In a sleeping state early this morning I found that I only had the one person on my mind. Do I have a good reason? No. There should be no problem here, but due to my lack of coherent thinking, a problem remains.

It's not a romantic thing, because there is no romance (or even interest in it).

It's not a friendship thing, because friendships are not supposed to be complicated.

I spent hours this week just pondering over what everything meant. I got all of the little things that she did to me over a period of three days and developed a conclusion as to how she was thinking about me.

Dialogue in a rare (we never annoy each other) confrontation:
Me: "Sorry again, but is it anything I've done? I feel like I've wronged you for some reason."
Her: "No, no. In fact, this has nothing to do with you at all."
Me "Then you have no excuse for doing this to me."

Ironically, the only question I had after that was "what did I do to deserve this?"

I have quite a few solutions to an unanswerable problem.

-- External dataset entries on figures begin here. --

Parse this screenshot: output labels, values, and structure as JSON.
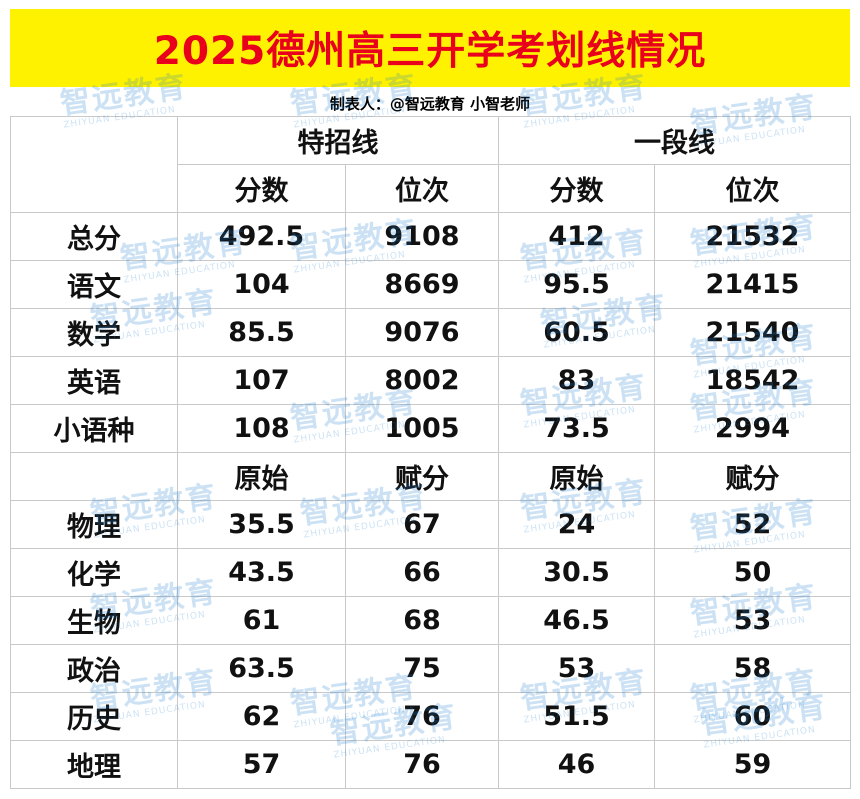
{
  "title": "2025德州高三开学考划线情况",
  "maker": "制表人：@智远教育 小智老师",
  "colors": {
    "title_bg": "#fff200",
    "title_text": "#e8001c",
    "watermark": "#1a7fd0"
  },
  "watermark": {
    "cn": "智远教育",
    "en": "ZHIYUAN EDUCATION"
  },
  "groups": [
    "特招线",
    "一段线"
  ],
  "score_header": [
    "分数",
    "位次",
    "分数",
    "位次"
  ],
  "score_rows": [
    {
      "subject": "总分",
      "values": [
        "492.5",
        "9108",
        "412",
        "21532"
      ]
    },
    {
      "subject": "语文",
      "values": [
        "104",
        "8669",
        "95.5",
        "21415"
      ]
    },
    {
      "subject": "数学",
      "values": [
        "85.5",
        "9076",
        "60.5",
        "21540"
      ]
    },
    {
      "subject": "英语",
      "values": [
        "107",
        "8002",
        "83",
        "18542"
      ]
    },
    {
      "subject": "小语种",
      "values": [
        "108",
        "1005",
        "73.5",
        "2994"
      ]
    }
  ],
  "elective_header": [
    "原始",
    "赋分",
    "原始",
    "赋分"
  ],
  "elective_rows": [
    {
      "subject": "物理",
      "values": [
        "35.5",
        "67",
        "24",
        "52"
      ]
    },
    {
      "subject": "化学",
      "values": [
        "43.5",
        "66",
        "30.5",
        "50"
      ]
    },
    {
      "subject": "生物",
      "values": [
        "61",
        "68",
        "46.5",
        "53"
      ]
    },
    {
      "subject": "政治",
      "values": [
        "63.5",
        "75",
        "53",
        "58"
      ]
    },
    {
      "subject": "历史",
      "values": [
        "62",
        "76",
        "51.5",
        "60"
      ]
    },
    {
      "subject": "地理",
      "values": [
        "57",
        "76",
        "46",
        "59"
      ]
    }
  ]
}
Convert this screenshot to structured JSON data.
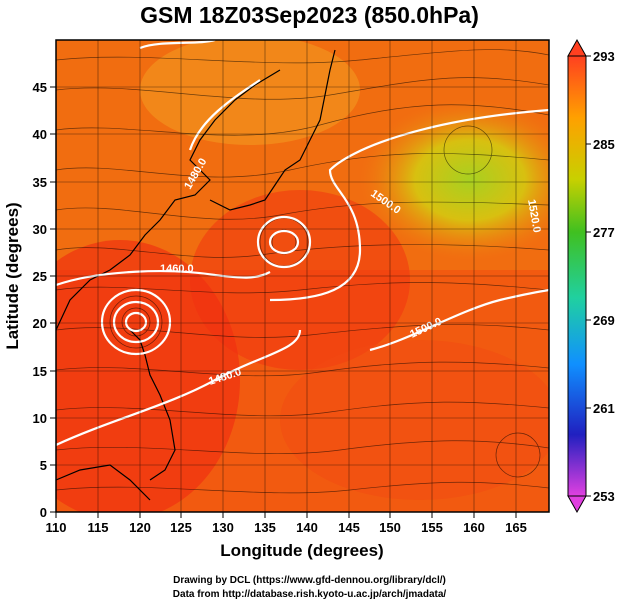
{
  "title": "GSM 18Z03Sep2023 (850.0hPa)",
  "x_axis": {
    "label": "Longitude (degrees)",
    "ticks": [
      "110",
      "115",
      "120",
      "125",
      "130",
      "135",
      "140",
      "145",
      "150",
      "155",
      "160",
      "165"
    ],
    "range": [
      110,
      169
    ]
  },
  "y_axis": {
    "label": "Latitude (degrees)",
    "ticks": [
      "0",
      "5",
      "10",
      "15",
      "20",
      "25",
      "30",
      "35",
      "40",
      "45"
    ],
    "range": [
      0,
      50
    ]
  },
  "colorbar": {
    "ticks": [
      "253",
      "261",
      "269",
      "277",
      "285",
      "293"
    ],
    "range": [
      253,
      293
    ],
    "colors": [
      "#e040e0",
      "#2020c0",
      "#1090ff",
      "#20d0a0",
      "#40c020",
      "#c8d000",
      "#ffa000",
      "#ff4020"
    ]
  },
  "contour_labels": [
    "1480.0",
    "1460.0",
    "1480.0",
    "1500.0",
    "1520.0",
    "1500.0"
  ],
  "credits": {
    "line1": "Drawing by DCL (https://www.gfd-dennou.org/library/dcl/)",
    "line2": "Data from http://database.rish.kyoto-u.ac.jp/arch/jmadata/"
  }
}
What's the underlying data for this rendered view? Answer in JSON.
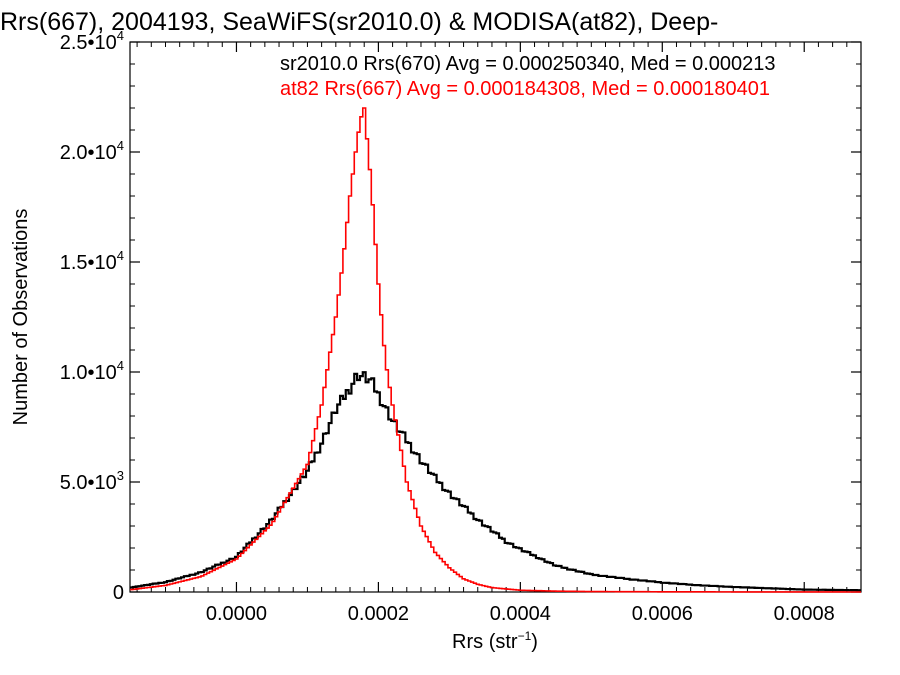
{
  "chart_data": {
    "type": "line",
    "title": "Rrs(667), 2004193, SeaWiFS(sr2010.0) & MODISA(at82), Deep-",
    "xlabel": "Rrs (str",
    "xlabel_sup": "−1",
    "xlabel_close": ")",
    "ylabel": "Number of Observations",
    "xlim": [
      -0.00015,
      0.00088
    ],
    "ylim": [
      0,
      25000
    ],
    "grid": false,
    "legend_placement": "top-right",
    "x_ticks": [
      {
        "value": 0.0,
        "label": "0.0000"
      },
      {
        "value": 0.0002,
        "label": "0.0002"
      },
      {
        "value": 0.0004,
        "label": "0.0004"
      },
      {
        "value": 0.0006,
        "label": "0.0006"
      },
      {
        "value": 0.0008,
        "label": "0.0008"
      }
    ],
    "y_ticks": [
      {
        "value": 0,
        "mant": "0",
        "exp": ""
      },
      {
        "value": 5000,
        "mant": "5.0•10",
        "exp": "3"
      },
      {
        "value": 10000,
        "mant": "1.0•10",
        "exp": "4"
      },
      {
        "value": 15000,
        "mant": "1.5•10",
        "exp": "4"
      },
      {
        "value": 20000,
        "mant": "2.0•10",
        "exp": "4"
      },
      {
        "value": 25000,
        "mant": "2.5•10",
        "exp": "4"
      }
    ],
    "annotations": [
      {
        "text": "sr2010.0 Rrs(670) Avg = 0.000250340, Med = 0.000213",
        "color": "#000000"
      },
      {
        "text": "at82 Rrs(667) Avg = 0.000184308, Med = 0.000180401",
        "color": "#ff0000"
      }
    ],
    "series": [
      {
        "color": "#000000",
        "style": "step",
        "x": [
          -0.00015,
          -0.0001,
          -5e-05,
          0.0,
          5e-05,
          0.0001,
          0.00012,
          0.00014,
          0.00016,
          0.00017,
          0.00018,
          0.00019,
          0.0002,
          0.00021,
          0.00022,
          0.00024,
          0.00026,
          0.00028,
          0.0003,
          0.00032,
          0.00034,
          0.00036,
          0.00038,
          0.0004,
          0.00045,
          0.0005,
          0.00055,
          0.0006,
          0.00065,
          0.0007,
          0.00075,
          0.0008,
          0.00088
        ],
        "y": [
          200,
          450,
          900,
          1600,
          3300,
          5500,
          6800,
          8300,
          9300,
          9900,
          9800,
          9600,
          9000,
          8400,
          7800,
          6900,
          6000,
          5200,
          4500,
          3900,
          3300,
          2800,
          2300,
          1950,
          1200,
          800,
          600,
          430,
          310,
          230,
          170,
          110,
          80
        ]
      },
      {
        "color": "#ff0000",
        "style": "step",
        "x": [
          -0.00015,
          -0.0001,
          -5e-05,
          0.0,
          5e-05,
          0.0001,
          0.00012,
          0.00014,
          0.00015,
          0.00016,
          0.00017,
          0.000175,
          0.00018,
          0.00019,
          0.0002,
          0.00021,
          0.00022,
          0.00023,
          0.00024,
          0.00026,
          0.00028,
          0.0003,
          0.00032,
          0.00034,
          0.00036,
          0.0004,
          0.00045,
          0.0005,
          0.0006,
          0.0007,
          0.00088
        ],
        "y": [
          100,
          300,
          700,
          1500,
          3100,
          5800,
          8500,
          12500,
          15000,
          18000,
          20500,
          21500,
          22000,
          18500,
          14000,
          10500,
          8500,
          6800,
          5000,
          3000,
          1800,
          1100,
          600,
          350,
          200,
          80,
          40,
          20,
          10,
          5,
          0
        ]
      }
    ]
  }
}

She tells me I make it worse by comforting her, and she doesn't need that. I can't help but do it, she looks like she is in pain.

All I have to do is wait for her to come to me. But why should I hang on someone else's leisure?

And besides, something like this shouldn't break my heart like it has. But shouldn't a good friend realise she is hurting me?

I think my problem is that I am in too deep. I expect way too much of our friendship.

I am coming to the conclusion that Male/female friendships can be complicated sometimes (if only for one party; me).

I, like I always do, am overlooking the good things.

She just gives me bits of her food. For nothing. It is nice to know that I have someone that makes me want to smile.

It is horrible to think that after this long, she is getting tired of my shit.

It is hard to believe that one week ago to the day, she had made me the happiest person in the world.

I have gone through so much pain about this the past week, I can't put past events in to a chronological order... it is honestly like one big nightmare. And I am still fretting about it.